4. Entgegen dem Bundesamt schliesst der Umstand, dass die Beschwerdeführerin vor Beginn der erstmaligen beruflichen Ausbildung zur kaufmännischen Angestellten am 6. Februar 1995 eine ganze ausserordentliche Invalidenrente bezog und auf Grund der Überentschädigungsverbotsregelung des Art. 40 UVG keine Taggelder der Unfallversicherung zur Ausrichtung gelangten, die Anwendung des Art. 25bis IVG nicht aus.
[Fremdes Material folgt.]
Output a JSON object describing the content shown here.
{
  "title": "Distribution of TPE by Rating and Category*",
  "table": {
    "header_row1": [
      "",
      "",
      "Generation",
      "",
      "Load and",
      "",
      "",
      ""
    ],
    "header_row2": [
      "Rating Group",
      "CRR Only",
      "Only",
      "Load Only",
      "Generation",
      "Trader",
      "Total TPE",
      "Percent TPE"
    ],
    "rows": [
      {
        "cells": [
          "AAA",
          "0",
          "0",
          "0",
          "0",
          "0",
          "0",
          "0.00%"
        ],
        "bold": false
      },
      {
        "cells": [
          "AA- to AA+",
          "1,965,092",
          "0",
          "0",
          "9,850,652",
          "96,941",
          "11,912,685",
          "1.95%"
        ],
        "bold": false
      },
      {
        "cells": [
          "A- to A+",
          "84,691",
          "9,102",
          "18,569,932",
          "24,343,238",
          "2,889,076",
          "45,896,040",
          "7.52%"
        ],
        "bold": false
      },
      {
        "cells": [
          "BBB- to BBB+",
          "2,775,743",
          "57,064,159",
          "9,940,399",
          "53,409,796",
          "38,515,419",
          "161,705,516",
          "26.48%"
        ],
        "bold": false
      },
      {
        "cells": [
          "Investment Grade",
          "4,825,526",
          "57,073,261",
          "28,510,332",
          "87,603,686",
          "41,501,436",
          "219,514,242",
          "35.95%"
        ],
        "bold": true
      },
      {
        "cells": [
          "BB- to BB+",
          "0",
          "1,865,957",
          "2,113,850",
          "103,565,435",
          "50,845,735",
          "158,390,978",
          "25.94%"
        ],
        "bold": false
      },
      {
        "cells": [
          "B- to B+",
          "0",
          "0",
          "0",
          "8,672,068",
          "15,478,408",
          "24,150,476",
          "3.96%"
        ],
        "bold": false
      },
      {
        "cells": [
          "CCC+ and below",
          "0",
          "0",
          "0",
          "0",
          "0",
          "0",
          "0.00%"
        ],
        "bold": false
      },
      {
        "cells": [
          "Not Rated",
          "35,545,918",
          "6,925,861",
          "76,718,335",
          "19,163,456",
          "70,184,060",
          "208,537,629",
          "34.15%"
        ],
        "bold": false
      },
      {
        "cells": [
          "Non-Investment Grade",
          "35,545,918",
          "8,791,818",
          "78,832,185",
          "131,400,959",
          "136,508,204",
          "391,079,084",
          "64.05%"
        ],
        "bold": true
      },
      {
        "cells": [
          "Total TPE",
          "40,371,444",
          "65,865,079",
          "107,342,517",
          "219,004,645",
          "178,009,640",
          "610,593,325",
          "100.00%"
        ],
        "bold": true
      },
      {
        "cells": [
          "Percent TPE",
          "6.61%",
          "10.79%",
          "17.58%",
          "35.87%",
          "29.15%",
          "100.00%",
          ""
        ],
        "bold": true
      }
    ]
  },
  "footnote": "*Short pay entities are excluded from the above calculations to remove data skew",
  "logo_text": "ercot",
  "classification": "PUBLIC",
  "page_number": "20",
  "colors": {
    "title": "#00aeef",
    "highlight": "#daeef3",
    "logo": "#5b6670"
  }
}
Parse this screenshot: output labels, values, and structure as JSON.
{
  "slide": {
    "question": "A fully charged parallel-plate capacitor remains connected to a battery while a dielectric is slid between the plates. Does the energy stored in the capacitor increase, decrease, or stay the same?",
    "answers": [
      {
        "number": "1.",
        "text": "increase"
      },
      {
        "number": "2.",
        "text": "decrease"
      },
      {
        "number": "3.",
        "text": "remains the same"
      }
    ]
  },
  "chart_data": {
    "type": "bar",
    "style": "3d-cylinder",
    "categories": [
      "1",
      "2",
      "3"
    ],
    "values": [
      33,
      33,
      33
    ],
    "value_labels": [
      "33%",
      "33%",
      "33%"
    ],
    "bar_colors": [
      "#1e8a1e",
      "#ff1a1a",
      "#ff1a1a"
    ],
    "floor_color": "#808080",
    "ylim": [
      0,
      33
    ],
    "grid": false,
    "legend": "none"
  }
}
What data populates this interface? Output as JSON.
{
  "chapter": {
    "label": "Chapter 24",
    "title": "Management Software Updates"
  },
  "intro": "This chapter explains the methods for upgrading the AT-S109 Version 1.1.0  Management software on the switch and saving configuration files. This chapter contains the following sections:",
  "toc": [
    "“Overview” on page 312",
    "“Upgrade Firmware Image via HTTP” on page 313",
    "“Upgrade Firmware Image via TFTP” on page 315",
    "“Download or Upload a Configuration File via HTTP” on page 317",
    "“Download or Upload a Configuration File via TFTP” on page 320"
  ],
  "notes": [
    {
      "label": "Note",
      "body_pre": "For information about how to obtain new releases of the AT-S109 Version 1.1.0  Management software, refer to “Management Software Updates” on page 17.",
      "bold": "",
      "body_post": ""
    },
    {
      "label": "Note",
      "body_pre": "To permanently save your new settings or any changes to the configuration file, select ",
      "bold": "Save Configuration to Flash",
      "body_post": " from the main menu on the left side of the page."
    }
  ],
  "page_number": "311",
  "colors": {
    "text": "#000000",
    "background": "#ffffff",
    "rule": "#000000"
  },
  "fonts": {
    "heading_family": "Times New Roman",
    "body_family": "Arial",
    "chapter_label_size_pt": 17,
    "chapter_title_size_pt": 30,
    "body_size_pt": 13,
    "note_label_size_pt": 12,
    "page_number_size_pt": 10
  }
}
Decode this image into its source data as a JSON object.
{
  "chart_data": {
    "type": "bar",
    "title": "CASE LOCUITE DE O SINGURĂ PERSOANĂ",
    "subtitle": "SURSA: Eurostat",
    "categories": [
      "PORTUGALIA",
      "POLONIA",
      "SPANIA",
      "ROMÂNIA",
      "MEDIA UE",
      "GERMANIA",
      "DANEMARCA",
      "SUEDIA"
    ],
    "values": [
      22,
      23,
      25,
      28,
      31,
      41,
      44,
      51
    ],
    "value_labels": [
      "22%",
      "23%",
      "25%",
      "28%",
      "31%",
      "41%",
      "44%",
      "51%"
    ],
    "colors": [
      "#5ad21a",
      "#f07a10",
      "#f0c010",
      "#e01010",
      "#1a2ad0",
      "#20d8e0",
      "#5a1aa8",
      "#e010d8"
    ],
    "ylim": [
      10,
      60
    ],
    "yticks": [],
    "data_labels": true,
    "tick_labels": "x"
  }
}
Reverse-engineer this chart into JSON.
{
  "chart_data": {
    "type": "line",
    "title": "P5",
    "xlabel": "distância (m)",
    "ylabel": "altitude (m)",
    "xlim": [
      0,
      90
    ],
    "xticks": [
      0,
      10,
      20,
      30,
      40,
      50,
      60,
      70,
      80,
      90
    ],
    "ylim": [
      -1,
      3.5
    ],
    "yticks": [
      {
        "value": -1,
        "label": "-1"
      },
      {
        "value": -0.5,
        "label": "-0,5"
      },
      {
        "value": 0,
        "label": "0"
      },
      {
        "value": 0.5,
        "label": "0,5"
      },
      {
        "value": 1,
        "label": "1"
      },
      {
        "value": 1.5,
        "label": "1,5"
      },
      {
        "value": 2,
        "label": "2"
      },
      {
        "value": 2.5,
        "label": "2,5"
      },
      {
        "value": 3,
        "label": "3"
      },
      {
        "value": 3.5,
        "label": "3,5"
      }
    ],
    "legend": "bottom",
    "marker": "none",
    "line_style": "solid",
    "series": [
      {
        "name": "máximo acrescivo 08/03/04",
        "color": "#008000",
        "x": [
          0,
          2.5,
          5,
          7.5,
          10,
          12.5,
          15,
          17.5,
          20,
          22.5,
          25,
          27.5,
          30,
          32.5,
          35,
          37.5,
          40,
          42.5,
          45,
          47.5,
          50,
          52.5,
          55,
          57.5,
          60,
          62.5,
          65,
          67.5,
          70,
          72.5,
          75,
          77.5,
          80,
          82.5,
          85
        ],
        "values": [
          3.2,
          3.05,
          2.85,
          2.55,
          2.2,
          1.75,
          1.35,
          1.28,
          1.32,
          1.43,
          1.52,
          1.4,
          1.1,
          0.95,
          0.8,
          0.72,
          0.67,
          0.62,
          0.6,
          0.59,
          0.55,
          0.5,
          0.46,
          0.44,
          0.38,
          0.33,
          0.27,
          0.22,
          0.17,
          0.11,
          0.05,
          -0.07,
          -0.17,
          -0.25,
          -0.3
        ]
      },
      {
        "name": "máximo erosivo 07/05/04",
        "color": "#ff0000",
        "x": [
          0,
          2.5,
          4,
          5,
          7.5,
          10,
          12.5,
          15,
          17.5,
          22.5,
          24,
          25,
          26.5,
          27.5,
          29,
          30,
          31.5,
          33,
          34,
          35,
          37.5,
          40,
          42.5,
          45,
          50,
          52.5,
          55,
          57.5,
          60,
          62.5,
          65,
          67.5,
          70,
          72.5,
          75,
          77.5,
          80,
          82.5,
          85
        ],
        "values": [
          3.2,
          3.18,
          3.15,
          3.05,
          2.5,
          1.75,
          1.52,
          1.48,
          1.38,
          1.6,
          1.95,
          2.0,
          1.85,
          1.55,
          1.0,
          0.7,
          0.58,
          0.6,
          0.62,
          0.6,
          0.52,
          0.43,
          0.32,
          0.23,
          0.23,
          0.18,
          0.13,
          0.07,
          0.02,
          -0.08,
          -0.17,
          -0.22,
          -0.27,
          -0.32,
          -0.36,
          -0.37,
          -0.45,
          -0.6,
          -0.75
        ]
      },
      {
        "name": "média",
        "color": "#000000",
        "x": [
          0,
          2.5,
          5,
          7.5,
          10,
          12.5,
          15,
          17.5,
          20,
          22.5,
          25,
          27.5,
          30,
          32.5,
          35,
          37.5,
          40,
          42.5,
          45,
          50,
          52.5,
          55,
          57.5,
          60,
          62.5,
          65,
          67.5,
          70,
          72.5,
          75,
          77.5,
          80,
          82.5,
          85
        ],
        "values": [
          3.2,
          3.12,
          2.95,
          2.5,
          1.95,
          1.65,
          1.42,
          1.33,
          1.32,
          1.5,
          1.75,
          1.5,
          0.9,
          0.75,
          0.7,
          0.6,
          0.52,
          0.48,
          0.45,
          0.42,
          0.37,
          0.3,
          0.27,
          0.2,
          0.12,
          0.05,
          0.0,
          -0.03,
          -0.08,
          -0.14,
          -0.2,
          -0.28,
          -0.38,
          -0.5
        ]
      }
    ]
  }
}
Dies ergibt sich aus dem Vorrang dieser Besitzstandsnorm vor den allgemeinen koordinationsrechtlichen Bestimmungen bei Zusammentreffen von mehreren Leistungen der Invalidenversicherung (BGE 120 V 177) und daraus, dass Art. 25bis IVG auch während der Eingliederung spielt, indem namentlich allfällige Erhöhungen des Taggeldes der Unfallversicherung, welche der Unfallversicherer im Hinblick auf die mutmassliche Lohnentwicklung gestützt auf Art. 23 Abs. 7 UVV vorgenommen hätte, zu berücksichtigen sind (BGE 119 V 121 und AHI 1999 S. 49 Erw. 5c).